IPOマーケットを取り巻く反社会勢力の罠 3 | IPOベンチャー今昔物語

IPOマーケットを取り巻く反社会勢力の罠 3

ベンチャーキャピタルの仕事は忍耐の要る仕事です。

有望先へ投資をするまでに時間がかかり、投資先企業が株式公開するまでにまた時間がかかり・・・。


私は月に1回程度の頻度でメディカルイクィップメント社へ顔を出しました。


何回目かの訪問の際に、ある資料を持って行き提案をしました。

その資料はメディカルイクィップメント社と同業の上場企業数社の財務分析を行い、並べて比較できるシートでした。

上場企業の財務諸表は簡単に手に入ります。

それぞれの企業の体質が如実に現れているシートを見て、島村社長は感心していました。


数字は嘘をつきません(粉飾していなければ)、島村社長が何となくこの会社はこういう会社だなと思っていることが、見事に数字に表れていました。

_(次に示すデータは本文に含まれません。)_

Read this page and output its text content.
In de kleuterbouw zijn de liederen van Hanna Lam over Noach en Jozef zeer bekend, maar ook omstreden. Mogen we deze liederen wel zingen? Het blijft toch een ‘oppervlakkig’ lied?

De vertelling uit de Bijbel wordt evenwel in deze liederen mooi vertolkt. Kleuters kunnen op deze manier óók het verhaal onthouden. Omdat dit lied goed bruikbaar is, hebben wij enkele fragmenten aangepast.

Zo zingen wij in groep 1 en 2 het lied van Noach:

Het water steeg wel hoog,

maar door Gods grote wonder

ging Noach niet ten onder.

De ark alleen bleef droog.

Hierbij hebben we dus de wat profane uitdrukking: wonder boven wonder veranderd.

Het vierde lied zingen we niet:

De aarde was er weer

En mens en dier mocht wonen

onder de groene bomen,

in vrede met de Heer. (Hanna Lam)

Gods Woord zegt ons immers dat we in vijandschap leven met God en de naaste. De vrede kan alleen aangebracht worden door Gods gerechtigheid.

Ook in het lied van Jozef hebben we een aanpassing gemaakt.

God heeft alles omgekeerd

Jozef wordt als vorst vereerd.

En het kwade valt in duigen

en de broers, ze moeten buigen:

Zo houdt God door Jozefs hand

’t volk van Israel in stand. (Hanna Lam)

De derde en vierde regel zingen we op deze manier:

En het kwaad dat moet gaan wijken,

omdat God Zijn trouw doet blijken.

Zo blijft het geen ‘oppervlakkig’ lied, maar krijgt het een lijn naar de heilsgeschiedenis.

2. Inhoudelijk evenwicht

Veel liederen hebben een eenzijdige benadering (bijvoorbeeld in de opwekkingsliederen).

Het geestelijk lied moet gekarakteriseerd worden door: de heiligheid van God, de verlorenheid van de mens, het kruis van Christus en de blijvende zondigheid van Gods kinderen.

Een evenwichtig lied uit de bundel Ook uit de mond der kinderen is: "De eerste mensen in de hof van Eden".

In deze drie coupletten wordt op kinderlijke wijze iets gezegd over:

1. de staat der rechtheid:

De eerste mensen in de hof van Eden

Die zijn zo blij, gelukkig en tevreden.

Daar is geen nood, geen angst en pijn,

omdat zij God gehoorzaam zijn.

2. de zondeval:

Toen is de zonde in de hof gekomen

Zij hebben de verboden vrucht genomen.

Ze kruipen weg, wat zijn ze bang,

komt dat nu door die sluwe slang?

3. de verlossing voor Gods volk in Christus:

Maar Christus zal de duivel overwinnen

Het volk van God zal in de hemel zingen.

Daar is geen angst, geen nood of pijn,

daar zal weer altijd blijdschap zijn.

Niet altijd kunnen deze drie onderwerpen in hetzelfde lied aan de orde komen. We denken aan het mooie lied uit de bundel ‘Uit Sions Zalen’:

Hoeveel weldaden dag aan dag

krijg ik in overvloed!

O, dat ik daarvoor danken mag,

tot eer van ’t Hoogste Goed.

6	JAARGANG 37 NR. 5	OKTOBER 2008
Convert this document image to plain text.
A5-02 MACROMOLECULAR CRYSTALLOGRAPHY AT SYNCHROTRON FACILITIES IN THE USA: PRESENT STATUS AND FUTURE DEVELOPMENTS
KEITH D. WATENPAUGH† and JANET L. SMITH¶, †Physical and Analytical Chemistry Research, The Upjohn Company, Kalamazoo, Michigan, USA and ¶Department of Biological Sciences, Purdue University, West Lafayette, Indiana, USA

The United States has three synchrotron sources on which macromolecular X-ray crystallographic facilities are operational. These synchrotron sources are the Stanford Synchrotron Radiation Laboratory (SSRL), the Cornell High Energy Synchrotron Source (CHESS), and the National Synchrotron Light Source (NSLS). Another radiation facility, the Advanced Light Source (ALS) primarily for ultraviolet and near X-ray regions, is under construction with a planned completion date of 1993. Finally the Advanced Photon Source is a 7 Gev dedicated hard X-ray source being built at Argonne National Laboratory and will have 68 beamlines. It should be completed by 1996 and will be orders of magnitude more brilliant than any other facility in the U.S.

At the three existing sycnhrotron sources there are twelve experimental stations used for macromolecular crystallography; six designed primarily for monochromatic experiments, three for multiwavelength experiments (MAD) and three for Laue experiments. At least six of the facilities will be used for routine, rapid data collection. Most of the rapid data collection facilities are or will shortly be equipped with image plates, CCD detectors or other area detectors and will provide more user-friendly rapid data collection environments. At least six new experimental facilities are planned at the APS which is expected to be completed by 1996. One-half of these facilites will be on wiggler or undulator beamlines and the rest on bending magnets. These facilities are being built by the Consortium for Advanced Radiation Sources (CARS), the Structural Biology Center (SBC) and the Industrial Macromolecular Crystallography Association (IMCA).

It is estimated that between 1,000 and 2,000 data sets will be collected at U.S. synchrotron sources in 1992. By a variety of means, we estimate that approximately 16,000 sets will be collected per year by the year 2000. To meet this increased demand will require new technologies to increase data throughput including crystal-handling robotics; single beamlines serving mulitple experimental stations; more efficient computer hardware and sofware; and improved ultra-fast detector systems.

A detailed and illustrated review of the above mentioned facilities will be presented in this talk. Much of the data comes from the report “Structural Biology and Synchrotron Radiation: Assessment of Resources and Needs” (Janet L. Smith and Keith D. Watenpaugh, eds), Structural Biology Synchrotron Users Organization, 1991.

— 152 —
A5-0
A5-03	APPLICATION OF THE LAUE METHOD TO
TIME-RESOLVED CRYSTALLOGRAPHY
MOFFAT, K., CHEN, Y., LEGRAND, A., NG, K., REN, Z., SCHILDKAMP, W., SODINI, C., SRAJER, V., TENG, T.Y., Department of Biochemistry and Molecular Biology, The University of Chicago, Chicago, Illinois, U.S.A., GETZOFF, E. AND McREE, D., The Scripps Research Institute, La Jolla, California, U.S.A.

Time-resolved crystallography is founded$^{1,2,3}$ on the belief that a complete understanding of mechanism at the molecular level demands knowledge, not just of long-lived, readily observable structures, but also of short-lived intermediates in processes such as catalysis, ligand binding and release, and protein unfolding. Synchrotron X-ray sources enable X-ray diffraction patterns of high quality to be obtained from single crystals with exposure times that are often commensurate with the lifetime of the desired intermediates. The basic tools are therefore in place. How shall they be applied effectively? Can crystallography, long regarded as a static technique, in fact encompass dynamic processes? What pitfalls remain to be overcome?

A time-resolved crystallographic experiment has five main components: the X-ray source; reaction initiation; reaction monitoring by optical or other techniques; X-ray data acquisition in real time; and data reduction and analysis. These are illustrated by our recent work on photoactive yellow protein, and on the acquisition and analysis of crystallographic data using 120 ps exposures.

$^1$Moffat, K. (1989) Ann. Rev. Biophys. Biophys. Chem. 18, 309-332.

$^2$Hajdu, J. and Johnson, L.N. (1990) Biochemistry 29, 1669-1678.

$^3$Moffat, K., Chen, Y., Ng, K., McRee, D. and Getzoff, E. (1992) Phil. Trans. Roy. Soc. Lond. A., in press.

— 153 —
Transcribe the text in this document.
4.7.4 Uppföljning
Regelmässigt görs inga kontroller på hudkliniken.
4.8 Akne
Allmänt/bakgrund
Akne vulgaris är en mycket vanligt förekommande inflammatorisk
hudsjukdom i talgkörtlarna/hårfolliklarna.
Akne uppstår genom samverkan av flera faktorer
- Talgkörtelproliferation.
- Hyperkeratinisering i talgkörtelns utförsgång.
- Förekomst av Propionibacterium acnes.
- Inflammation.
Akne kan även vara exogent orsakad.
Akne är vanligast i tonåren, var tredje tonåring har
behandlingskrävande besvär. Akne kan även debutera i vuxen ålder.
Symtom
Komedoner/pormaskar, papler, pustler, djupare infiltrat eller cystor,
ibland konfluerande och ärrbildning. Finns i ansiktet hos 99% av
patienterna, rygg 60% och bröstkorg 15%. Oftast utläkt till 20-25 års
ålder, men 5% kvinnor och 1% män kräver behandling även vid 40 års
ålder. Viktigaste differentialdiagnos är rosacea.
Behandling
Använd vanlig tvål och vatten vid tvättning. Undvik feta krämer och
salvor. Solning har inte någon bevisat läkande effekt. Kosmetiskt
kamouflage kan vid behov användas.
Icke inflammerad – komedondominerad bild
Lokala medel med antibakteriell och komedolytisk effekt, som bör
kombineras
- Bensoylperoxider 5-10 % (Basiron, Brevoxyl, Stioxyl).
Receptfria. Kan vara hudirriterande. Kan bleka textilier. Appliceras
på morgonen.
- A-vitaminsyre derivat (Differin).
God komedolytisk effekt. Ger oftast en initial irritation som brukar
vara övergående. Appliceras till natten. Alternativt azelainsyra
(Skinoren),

シートの最後はメディカルイクィップメント社の名前だけが入っており、後は空欄。

「三期分の納税申告所一式下さい。御社の分析もしてきます。」

「うん分かった、すぐ用意させよう。」と言って島村社長は内線電話をかけました。


資料を持ってきたのは財務担当の取締役の柏原役員であった。

柏原役員はこちらを訝しそうに見ながら社長に資料を渡しました。


島村社長は柏原役員に私を紹介して、三期分の書類を私に預けてくれました。

柏原役員は税理士の資格をもっており、税理士としての仕事も兼務しているとのことでした。


私は柏原役員に対し第一印象で少し嫌な感じを持ったことを今でも覚えています。